Elizabeth Davis, who is Dorothea's friend, is also a real character. Betsi Cadwaladr (24 May 1789 – 17 July 1860), also known as  Betsi Davis, was a Welsh nurse. She began nursing on travelling ships in her 30s (1820s) and later nursed in the Crimean War alongside Florence Nightingale. At some point in her life she changed her surname to Davis because it was easy to pronounce, though some sources state that she was actually born as Elizabeth Davis. Cadwaladr was subsequently posted to a hospital in Scutari, Turkey, a hospital being run by Florence Nightingale. Cadwaladr worked there for some months, but there were frequent clashes between the two; they came from very different social backgrounds and were a generation apart in age (31 years). Nightingale was a stickler for rules and bureaucracy, some of which she set up; indeed, she was also famed as a statistician. Cadwaladr often side-stepped regulations to react more intuitively to the ever-changing needs of the injured soldiers.


Reports on the war were regularly written by W.H. Russell. Sir William Howard Russell (28 March 1827 – 10 February 1907) was an Irish reporter with The Times, and is considered to have been one of the first modern war correspondents. He spent 22 months covering the Crimean War, including the Siege of Sevastopol and the Charge of the Light Brigade.
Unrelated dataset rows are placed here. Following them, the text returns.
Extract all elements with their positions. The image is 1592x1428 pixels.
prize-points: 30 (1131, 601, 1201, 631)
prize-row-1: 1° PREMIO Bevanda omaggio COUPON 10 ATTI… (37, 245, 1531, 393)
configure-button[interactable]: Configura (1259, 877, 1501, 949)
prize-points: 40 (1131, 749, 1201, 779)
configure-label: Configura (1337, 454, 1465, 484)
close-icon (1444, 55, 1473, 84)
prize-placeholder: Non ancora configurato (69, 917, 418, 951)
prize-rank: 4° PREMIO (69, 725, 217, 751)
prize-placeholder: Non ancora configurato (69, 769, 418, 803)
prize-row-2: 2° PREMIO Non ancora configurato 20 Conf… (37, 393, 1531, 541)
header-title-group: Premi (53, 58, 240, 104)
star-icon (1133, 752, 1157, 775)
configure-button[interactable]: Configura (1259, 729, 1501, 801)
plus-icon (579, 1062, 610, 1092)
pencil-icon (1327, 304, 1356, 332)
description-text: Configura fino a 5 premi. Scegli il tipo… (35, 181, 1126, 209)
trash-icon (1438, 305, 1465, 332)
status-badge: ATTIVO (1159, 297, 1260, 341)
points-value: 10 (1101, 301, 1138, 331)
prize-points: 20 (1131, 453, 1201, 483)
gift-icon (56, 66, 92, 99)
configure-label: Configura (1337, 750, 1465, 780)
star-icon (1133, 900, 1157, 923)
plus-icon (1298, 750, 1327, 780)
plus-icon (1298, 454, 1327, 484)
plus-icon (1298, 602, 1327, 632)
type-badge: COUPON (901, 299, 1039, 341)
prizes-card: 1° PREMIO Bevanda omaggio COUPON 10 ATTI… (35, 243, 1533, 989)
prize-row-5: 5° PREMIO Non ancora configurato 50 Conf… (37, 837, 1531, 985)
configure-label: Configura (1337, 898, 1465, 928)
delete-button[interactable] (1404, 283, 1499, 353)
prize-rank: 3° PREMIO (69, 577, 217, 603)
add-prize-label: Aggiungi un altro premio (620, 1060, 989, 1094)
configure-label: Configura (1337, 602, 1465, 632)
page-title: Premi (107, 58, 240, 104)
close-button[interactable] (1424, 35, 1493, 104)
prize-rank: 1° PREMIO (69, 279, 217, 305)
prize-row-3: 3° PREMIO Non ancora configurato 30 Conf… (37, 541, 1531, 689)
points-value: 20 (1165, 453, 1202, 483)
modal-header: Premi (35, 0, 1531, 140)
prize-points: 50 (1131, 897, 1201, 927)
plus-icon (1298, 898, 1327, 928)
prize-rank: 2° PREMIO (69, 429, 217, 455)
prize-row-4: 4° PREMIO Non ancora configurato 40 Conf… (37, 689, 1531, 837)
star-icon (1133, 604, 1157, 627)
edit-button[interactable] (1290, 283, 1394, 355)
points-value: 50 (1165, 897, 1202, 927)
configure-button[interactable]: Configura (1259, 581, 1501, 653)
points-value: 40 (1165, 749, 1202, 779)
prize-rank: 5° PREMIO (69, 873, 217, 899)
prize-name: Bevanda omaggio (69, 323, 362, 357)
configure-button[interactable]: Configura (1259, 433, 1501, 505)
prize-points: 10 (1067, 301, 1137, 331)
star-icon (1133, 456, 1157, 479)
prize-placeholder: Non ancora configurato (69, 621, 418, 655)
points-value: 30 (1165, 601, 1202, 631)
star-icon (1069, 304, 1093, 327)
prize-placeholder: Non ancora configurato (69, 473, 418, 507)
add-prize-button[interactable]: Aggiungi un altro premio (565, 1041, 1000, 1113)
Another important historic character in Crimea is Mary Seacole. Mary Jane Seacole (23 November 1805 – 14 May 1881) was a British nurse and businesswoman. Seacole went to the Crimean War in 1855 with the plan of setting up the "British Hotel", as "a mess-table and comfortable quarters for sick and convalescent officers.


Lucy goes to Smyrna to look after Murad. Smyrna was an Ancient Greek city located at a strategic point on the Aegean coast of Anatolia.


In 1856 a treaty of peace was signed. The resulting Treaty of Paris, signed on March 30, 1856, guaranteed the integrity of Ottoman Turkey and obliged Russia to surrender southern Bessarabia, at the mouth of the Danube. The Black Sea was neutralized, and the Danube River was opened to the shipping of all nations.